Intake of FODMAPs as calculated using the extended database were in line with previous studies supporting its use of the database in both research and clinical interventions. The lists of the most commonly eaten FODMAP food items are provided and may be used to facilitate FODMAP diet interventions.
FODMAPs (Fermentable Oligo- Di- Monosaccharides and Polyols) include the sugar monomer fructose and the fermentable short chain carbohydrates (SCC) including fructans (inulin and fructo- oligosaccharides), lactose, galacto-oligosaccharides (GOS) and polyols . Fructans and GOS are known for their prebiotic effects . After reaching the colon intact they undergo bacterial fermentation and formation of short chain fatty acids as butyrate, propionic acid and acetate , and health benefits of FODMAPs include stimulated bifidobacteria growth , increased calcium absorption and improved appetite regulation . In spite of the health benefits, the intestinal fermentation of FODMAPs may trigger gastrointestinal symptoms in patients with irritable bowel syndrome (IBS) and inflammatory bowel disease (IBD) and treatment with a low FODMAP diet seems a promising intervention for these conditions .

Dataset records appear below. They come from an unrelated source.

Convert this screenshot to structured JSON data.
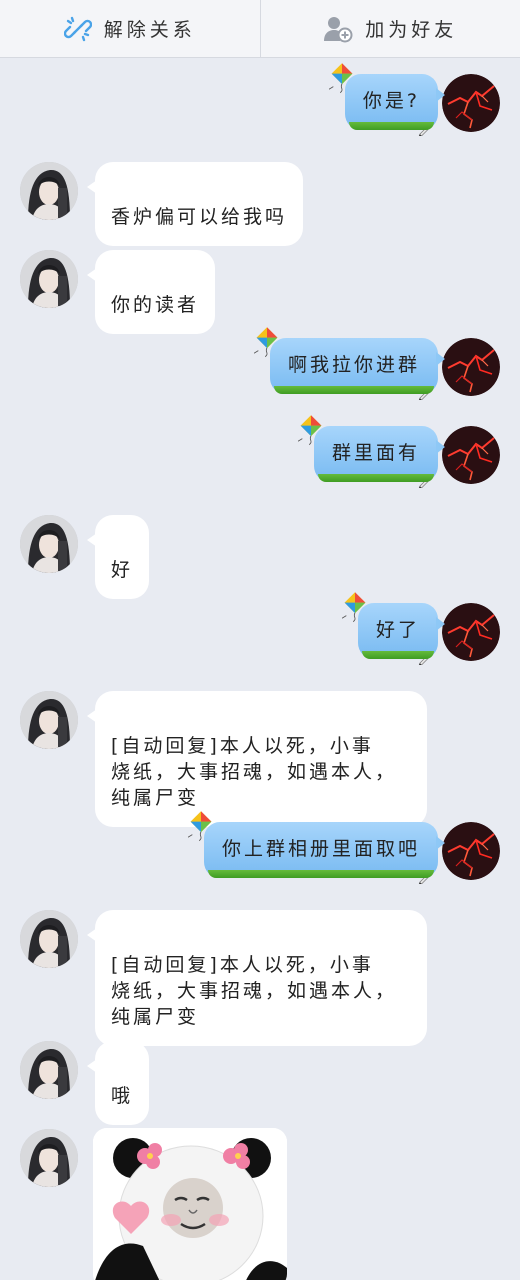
{
  "topbar": {
    "unbind_label": "解除关系",
    "add_friend_label": "加为好友"
  },
  "messages": [
    {
      "side": "out",
      "text": "你是?"
    },
    {
      "side": "in",
      "text": "香炉偏可以给我吗"
    },
    {
      "side": "in",
      "text": "你的读者"
    },
    {
      "side": "out",
      "text": "啊我拉你进群"
    },
    {
      "side": "out",
      "text": "群里面有"
    },
    {
      "side": "in",
      "text": "好"
    },
    {
      "side": "out",
      "text": "好了"
    },
    {
      "side": "in",
      "text": "[自动回复]本人以死，小事\n烧纸，大事招魂，如遇本人，\n纯属尸变"
    },
    {
      "side": "out",
      "text": "你上群相册里面取吧"
    },
    {
      "side": "in",
      "text": "[自动回复]本人以死，小事\n烧纸，大事招魂，如遇本人，\n纯属尸变"
    },
    {
      "side": "in",
      "text": "哦"
    },
    {
      "side": "in",
      "type": "sticker",
      "icon": "panda-heart-sticker"
    }
  ],
  "colors": {
    "background": "#e8ebf2",
    "bubble_out": "#8ec8f6",
    "bubble_in": "#ffffff",
    "grass": "#4caf2f"
  }
}
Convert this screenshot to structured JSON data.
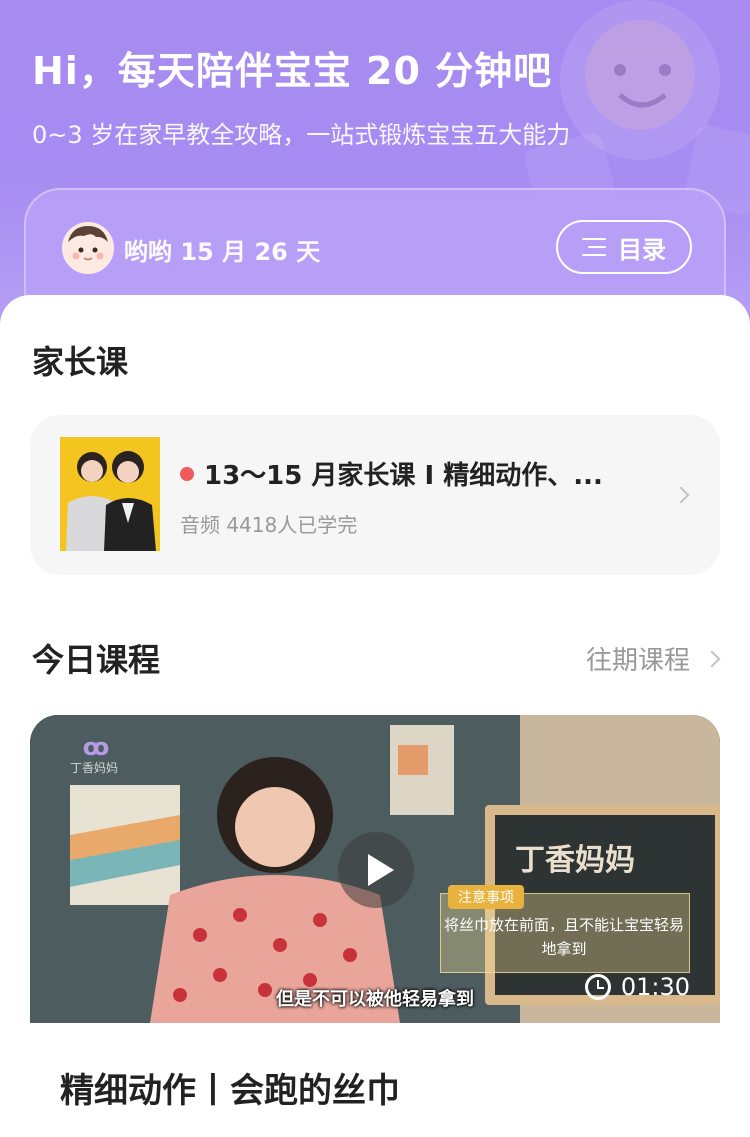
{
  "hero": {
    "title": "Hi，每天陪伴宝宝 20 分钟吧",
    "subtitle": "0~3 岁在家早教全攻略，一站式锻炼宝宝五大能力"
  },
  "profile": {
    "baby_name": "哟哟 15 月 26 天",
    "catalog_label": "目录"
  },
  "parent_course": {
    "section_title": "家长课",
    "title": "13～15 月家长课 I 精细动作、...",
    "meta": "音频 4418人已学完"
  },
  "today": {
    "section_title": "今日课程",
    "past_label": "往期课程",
    "video": {
      "duration": "01:30",
      "caption": "但是不可以被他轻易拿到",
      "board_title": "丁香妈妈",
      "note_label": "注意事项",
      "note_text": "将丝巾放在前面，且不能让宝宝轻易地拿到",
      "brand_name": "丁香妈妈"
    },
    "course_title": "精细动作丨会跑的丝巾"
  },
  "colors": {
    "hero_purple": "#a78bf0",
    "red_dot": "#f05a5a",
    "muted_text": "#999999"
  }
}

FODMAPs are present in a large variety of foods. Fructose is present in fruit juices and honey. Lactose is present in dairy products, fructans in artichokes, garlic and onions, and GOS in legumes. Polyols are present as sweeteners in chewing gums, avocado, mushrooms, apples and pear . Since fructose is only co-absorbed with glucose, fructose in excess of glucose  is counted towards the FODMAP total. High performance liquid chromatography (HPLC) with evaporative light scattering detection (ELSD), gas-chromatographic (GC) and enzymatic analyses are the most commonly used methods for analyzing FODMAPs, and the method depend on the specific FODMAP to be analyzed. There are several studies from around the world that have investigated the FODMAP content in food items, including Australia [8,9,10], United States [11, 12], and Europe [13, 14].
Country specific information about the habitual intake, and typically sources of FODMAPs are needed to facilitate nutrition intervention and therapy that entails changing the intake of FODMAPs. The food database from the Swedish National Food Agency does not contain any values of FODMAP content, except from lactose and fructose [15, 16]. Furthermore, there are no previous reports of the most commonly eaten food items containing FODMAPs in Sweden or elsewhere. Thus, data on intake of FODMAPs and their main sources in the general population are lacking.
The primary aim of the present study was to systematically add published values on FODMAPs from peer-reviewed literature and reports to a nutrition calculation software program Dietist XP (Kostdata.se). The secondary aim was to calculate the intake of fructose, fructan, lactose, GOS and polyols in a sample of healthy individuals from the general population in Sweden and compare to previous research using direct analyses of FODMAPs. In addition, we listed the most commonly eaten food items containing each type of FODMAPs.
Expanding the food database with values of FODMAP content
The process to expand the food database with values of FODMAPs is illustrated in Fig. 1. First the five groups of FODMAPs; fructose, fructan, lactose, GOS and polyols, were added to the list of nutrients within the software program Dietist XP (version 3:2, Kostdata.se). Dietist XP is a nutrition calculation software program widely used in Sweden and is based on the official food database from the Swedish National Food Agency (2012-03-19). Second, all the existing 2039 food item or dishes in Dietist XP was manually checked against reports containing FODMAP-data from Swedish National Food Agency published in year 2007 to 2014 and published peer-reviewed papers. In addition, food items missing from the database but reported in the food diaries (see below) were added (Table 1). Non-carbohydrate foods such as meat, fish and egg were not included in the database as they consequently contain no FODMAPs. Baby food was not included as the database is intended for assessment of FODMAP intake in adults. Swedish sources were used when possible.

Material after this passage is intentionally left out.